A proactive "agent-driven" compression approach was designed but not implemented due to API limitations (providers only report token usage after requests complete, making it impossible to reliably prevent context overflow). See `proactive_compression_design.md` for the future vision and archived implementation code.

## Bugs Fixed

1. **Pydantic validation error (Gemini)**: `_compression_retry` was leaking into Gemini's config and causing validation errors. Fixed by extracting it into an instance variable before kwargs merge.

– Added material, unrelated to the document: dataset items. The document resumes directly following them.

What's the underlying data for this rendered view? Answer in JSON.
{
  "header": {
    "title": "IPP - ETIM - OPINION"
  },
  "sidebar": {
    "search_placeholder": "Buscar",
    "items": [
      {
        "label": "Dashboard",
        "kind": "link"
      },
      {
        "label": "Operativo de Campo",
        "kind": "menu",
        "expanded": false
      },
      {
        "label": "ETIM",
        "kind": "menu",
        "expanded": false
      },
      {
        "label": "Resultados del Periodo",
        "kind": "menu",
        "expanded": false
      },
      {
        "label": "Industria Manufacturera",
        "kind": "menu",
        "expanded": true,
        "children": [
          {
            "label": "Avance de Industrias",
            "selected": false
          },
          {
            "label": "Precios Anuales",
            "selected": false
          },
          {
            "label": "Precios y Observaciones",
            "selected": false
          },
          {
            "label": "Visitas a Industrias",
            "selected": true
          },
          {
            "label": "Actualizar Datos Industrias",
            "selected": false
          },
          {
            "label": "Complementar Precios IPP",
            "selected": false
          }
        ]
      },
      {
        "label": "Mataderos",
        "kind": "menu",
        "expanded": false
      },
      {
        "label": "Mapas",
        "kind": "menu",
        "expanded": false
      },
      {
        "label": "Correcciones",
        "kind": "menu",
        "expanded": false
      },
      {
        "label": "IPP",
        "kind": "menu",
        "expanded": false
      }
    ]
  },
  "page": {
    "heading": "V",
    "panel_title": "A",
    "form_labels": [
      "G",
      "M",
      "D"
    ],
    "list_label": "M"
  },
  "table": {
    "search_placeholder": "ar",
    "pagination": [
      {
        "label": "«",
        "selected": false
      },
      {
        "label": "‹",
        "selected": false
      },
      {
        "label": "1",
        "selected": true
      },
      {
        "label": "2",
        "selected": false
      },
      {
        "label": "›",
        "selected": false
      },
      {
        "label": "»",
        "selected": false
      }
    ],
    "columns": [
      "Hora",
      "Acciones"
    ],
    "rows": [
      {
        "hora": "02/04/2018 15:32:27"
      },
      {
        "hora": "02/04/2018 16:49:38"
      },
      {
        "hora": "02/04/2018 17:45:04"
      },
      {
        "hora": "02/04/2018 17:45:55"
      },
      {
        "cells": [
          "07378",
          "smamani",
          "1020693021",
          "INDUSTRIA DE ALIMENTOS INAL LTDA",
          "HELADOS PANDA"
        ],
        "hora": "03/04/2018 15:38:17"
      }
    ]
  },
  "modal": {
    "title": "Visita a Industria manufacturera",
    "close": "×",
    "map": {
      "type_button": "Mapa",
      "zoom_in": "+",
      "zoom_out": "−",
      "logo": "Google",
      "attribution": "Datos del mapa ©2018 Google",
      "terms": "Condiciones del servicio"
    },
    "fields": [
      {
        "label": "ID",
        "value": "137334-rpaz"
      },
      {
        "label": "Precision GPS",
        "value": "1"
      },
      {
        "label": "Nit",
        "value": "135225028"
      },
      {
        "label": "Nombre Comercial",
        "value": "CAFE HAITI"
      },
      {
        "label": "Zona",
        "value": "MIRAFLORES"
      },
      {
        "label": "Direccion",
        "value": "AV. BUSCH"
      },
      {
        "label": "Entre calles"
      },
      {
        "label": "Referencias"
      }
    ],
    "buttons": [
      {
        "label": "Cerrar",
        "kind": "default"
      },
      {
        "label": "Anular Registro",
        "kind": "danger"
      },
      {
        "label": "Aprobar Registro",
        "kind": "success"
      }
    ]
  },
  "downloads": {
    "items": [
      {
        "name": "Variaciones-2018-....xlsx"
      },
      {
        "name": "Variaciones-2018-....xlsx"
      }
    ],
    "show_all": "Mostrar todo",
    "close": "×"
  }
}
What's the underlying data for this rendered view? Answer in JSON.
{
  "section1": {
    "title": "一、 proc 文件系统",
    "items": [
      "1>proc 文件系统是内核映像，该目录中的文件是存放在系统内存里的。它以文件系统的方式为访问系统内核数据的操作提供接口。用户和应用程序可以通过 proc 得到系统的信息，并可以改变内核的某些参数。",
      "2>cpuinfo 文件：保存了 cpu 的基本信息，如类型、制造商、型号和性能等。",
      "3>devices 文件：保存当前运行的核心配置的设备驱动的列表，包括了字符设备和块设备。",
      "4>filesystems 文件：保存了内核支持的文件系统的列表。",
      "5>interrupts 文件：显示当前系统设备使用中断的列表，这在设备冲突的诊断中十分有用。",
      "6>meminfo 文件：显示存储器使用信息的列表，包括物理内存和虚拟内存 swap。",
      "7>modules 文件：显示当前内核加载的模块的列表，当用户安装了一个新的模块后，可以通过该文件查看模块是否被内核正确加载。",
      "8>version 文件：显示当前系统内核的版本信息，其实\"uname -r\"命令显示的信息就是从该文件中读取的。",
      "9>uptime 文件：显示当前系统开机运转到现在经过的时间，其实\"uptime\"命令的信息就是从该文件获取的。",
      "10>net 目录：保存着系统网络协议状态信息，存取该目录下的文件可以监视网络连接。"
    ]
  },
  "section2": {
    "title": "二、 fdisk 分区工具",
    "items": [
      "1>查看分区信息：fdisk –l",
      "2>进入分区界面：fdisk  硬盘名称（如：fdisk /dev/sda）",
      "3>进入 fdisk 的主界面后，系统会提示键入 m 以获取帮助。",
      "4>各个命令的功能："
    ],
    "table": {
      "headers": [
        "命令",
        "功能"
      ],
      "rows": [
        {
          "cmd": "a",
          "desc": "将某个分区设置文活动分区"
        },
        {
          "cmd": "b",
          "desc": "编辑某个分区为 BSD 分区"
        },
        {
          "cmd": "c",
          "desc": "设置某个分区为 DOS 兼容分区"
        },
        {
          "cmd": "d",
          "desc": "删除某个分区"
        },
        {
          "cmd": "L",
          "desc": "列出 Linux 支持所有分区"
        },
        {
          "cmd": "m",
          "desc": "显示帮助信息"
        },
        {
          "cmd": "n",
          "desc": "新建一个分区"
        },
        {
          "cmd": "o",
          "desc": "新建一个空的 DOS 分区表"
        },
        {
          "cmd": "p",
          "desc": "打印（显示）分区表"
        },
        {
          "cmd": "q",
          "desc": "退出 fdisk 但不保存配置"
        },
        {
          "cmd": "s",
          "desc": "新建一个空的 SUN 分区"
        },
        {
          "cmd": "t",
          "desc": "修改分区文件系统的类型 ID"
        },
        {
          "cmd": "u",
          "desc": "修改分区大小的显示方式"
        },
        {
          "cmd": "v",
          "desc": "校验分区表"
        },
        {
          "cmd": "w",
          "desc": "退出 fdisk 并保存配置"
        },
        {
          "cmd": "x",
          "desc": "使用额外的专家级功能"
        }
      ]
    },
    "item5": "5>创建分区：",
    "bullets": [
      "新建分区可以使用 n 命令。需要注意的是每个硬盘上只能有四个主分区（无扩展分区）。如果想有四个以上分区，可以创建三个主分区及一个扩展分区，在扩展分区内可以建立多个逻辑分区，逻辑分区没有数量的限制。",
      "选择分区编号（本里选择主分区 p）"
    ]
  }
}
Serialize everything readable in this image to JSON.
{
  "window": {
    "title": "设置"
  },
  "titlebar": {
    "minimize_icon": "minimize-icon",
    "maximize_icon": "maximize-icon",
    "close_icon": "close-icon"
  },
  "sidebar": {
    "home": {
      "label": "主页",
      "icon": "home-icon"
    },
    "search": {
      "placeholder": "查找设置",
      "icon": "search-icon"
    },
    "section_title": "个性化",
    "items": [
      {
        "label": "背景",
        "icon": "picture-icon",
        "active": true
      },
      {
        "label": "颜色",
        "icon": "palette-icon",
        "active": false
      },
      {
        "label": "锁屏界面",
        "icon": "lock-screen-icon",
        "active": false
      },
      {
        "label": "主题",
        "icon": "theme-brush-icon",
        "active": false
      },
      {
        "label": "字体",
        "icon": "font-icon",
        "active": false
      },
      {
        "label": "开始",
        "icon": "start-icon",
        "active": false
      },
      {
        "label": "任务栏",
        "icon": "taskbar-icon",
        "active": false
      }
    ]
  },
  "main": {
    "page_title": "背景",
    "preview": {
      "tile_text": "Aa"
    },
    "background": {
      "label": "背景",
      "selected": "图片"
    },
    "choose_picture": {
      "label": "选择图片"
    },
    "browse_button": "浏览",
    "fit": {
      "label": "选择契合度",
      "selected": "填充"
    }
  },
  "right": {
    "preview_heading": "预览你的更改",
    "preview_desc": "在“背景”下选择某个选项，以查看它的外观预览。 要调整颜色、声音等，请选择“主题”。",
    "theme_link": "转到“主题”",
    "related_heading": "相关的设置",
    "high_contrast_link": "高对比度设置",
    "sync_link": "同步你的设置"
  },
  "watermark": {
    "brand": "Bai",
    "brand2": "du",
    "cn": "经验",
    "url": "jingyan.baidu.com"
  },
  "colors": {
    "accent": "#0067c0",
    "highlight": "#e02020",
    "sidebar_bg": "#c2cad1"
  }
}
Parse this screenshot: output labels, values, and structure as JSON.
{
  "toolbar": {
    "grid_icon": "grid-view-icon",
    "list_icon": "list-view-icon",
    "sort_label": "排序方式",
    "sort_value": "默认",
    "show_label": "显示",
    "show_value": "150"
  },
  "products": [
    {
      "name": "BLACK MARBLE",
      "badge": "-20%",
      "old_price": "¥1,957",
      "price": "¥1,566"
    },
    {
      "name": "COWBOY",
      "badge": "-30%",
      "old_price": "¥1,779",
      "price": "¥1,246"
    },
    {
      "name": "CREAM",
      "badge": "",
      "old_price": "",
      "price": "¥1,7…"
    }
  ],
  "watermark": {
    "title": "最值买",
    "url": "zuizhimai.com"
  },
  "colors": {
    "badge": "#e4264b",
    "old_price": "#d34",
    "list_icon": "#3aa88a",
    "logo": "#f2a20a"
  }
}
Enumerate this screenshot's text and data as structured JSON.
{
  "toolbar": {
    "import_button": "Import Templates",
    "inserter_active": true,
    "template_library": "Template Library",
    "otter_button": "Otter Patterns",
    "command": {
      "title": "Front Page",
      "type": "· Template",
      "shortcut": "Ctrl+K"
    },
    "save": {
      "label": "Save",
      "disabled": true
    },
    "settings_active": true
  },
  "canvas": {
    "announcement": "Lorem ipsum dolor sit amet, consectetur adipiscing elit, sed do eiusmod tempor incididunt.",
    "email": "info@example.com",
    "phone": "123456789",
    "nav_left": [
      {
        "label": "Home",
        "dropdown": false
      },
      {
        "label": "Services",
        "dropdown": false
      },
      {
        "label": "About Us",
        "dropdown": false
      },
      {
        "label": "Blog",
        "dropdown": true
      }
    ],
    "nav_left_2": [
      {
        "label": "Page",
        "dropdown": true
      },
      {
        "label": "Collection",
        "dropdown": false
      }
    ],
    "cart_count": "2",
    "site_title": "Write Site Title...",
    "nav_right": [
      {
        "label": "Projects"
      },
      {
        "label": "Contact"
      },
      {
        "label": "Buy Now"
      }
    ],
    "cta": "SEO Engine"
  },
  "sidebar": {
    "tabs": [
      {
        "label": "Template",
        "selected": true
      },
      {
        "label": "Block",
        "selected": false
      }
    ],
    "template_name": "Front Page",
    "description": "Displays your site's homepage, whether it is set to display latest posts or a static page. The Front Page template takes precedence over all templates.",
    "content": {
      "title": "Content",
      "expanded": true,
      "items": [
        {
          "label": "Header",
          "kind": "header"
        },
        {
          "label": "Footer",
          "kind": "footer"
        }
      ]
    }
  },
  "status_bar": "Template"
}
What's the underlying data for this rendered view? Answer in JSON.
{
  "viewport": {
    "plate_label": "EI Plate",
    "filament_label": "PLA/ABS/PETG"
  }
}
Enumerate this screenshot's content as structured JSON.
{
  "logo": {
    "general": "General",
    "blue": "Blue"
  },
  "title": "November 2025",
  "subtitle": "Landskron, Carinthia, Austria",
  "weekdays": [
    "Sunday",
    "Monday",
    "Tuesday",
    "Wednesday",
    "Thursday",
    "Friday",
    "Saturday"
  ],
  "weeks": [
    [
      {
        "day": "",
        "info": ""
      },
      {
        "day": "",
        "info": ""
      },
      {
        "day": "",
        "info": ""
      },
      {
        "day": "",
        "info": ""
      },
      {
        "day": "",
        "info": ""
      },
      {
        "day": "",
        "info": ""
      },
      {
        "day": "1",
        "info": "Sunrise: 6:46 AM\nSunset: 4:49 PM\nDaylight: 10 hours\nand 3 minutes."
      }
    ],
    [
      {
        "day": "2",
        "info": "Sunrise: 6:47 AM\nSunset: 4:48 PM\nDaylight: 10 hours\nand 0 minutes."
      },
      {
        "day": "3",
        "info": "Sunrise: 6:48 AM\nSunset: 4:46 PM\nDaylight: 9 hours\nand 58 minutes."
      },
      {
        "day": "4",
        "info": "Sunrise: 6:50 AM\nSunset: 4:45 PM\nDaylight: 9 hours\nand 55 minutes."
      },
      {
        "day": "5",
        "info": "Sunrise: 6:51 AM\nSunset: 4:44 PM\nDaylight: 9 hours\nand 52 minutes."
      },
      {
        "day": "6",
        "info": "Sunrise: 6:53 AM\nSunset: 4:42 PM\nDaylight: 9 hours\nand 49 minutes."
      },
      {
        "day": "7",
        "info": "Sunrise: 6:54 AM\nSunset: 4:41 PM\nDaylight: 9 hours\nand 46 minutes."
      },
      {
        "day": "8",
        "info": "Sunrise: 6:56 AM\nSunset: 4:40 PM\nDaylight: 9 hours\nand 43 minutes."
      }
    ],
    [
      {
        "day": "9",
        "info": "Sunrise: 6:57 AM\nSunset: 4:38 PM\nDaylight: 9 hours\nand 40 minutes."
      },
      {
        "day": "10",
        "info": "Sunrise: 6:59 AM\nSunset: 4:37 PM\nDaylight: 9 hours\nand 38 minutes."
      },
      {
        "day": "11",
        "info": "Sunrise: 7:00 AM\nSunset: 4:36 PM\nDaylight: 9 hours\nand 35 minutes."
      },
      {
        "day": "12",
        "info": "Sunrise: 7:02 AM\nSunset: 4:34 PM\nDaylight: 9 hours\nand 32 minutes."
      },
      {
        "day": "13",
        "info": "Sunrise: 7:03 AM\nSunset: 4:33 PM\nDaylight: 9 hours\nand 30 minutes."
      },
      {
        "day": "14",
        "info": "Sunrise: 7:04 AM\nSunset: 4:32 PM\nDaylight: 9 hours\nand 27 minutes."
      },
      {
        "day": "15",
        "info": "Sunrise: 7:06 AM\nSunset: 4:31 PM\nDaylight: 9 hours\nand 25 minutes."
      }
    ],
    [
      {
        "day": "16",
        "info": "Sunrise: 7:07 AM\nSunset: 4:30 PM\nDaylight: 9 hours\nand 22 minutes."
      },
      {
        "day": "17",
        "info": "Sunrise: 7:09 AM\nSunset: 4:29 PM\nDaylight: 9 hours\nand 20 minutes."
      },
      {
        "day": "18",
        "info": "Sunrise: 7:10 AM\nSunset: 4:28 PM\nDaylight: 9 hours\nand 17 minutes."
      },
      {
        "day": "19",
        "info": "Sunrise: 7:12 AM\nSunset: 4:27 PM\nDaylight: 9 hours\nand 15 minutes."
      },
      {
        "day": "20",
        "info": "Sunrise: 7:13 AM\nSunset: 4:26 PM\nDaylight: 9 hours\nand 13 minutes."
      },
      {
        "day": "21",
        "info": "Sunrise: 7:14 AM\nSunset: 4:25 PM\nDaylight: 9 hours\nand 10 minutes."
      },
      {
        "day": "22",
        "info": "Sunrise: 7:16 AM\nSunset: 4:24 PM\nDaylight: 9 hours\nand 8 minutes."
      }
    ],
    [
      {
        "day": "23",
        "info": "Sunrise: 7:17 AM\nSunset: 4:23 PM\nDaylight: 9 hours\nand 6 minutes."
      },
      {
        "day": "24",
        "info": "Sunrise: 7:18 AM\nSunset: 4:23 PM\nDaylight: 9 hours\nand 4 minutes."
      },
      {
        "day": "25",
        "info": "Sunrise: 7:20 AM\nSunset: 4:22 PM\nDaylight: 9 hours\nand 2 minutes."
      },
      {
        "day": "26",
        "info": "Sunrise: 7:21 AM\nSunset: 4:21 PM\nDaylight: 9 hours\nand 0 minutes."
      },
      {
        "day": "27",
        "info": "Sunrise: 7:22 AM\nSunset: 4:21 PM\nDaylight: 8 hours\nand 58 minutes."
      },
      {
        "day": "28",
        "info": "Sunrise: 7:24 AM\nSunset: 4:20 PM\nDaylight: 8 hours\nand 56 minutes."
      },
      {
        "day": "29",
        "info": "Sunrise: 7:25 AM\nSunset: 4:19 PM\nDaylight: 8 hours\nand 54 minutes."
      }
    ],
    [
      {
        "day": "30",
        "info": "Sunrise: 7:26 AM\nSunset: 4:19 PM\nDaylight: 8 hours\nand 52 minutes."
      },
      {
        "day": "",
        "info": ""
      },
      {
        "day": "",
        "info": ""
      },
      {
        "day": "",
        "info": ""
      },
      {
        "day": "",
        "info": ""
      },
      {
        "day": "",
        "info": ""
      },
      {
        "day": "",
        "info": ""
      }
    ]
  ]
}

2. **Unknown argument error (Claude)**: `_compression_retry` was being passed to `messages.create()`. Fixed by popping it from kwargs in `_stream_without_custom_and_mcp_tools()`.

3. **Recursive compression**: The summarizer call was triggering compression again. Fixed by passing `_compression_retry=True` to the summarizer.

4. **Trailing whitespace (Claude)**: Claude API rejects assistant messages ending with whitespace. Fixed by stripping in the API params handler.

5. **Tokenizer variance**: Initial 25% buffer was too high. Reduced to 10% based on testing showing ~7.5% actual variance.